When it turned out, I was a little horrified by this “mental diarrhea” inside myself and began to try to find the control panel for this kaleidoscope of plans, ideas and experiences. The search for this “inner joystick” (Osho called it “inner observer”) brought me to the understanding that the concept of a conscious life cannot be put into just 15-25 minutes in the morning and needs to be carried over into daily life.

At this point,

I was able to get rid of the recurrent attacks of anxiety that were previously encountered; Learned to abstract from external and internal information noise; He began to come to a “working state” faster, without procrastination and doping in the form of coffee, etc. Worked on the deliberate use of gadgets and content consumption; Became more observant, began to feel others better (this helps when communicating and negotiating with colleagues, partners);

Now I am close to the idea in which the effect and purpose of meditation is divided into a wide and deep path (the so-called “awakening”).
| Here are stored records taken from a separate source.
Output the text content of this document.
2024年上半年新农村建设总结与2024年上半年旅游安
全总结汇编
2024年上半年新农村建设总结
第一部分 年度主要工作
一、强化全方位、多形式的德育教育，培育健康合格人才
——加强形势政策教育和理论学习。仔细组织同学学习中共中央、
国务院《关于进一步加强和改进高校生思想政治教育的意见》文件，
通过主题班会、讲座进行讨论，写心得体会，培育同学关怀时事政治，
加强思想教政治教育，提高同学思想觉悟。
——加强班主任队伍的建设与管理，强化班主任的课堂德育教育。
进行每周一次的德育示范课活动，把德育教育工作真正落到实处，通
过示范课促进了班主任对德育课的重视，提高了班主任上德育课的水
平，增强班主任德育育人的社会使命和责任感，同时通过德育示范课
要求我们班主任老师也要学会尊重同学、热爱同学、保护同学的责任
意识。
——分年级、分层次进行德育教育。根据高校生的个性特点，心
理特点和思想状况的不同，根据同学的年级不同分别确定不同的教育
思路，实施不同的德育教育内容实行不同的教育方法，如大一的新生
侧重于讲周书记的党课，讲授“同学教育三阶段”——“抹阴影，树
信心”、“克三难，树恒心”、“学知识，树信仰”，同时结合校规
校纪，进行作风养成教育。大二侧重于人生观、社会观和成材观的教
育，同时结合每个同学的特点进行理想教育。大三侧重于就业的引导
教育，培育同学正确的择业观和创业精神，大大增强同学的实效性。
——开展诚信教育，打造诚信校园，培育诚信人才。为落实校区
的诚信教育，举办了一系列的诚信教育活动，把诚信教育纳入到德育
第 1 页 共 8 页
This concept was first mentioned in one of the oldest treatises on meditation “Visuddhimagga” and is described in more detail in the book that I already mentioned earlier – ” Changed character traits. How Meditation Changes Your Mind, Brain and Body.

On the broad path from meditation, they take only what lies on the surface – the practice of reducing stress, developing mindfulness, focusing. These are a kind of “side effects” of meditation, which, at the same time, are very important for a modern person, and are widely used in courses and applications all over the world. At the same time, meditation also has a deep goal, for which it was invented. This is the transformation of the personality, the development of changed traits, new qualities that persist even outside of practice.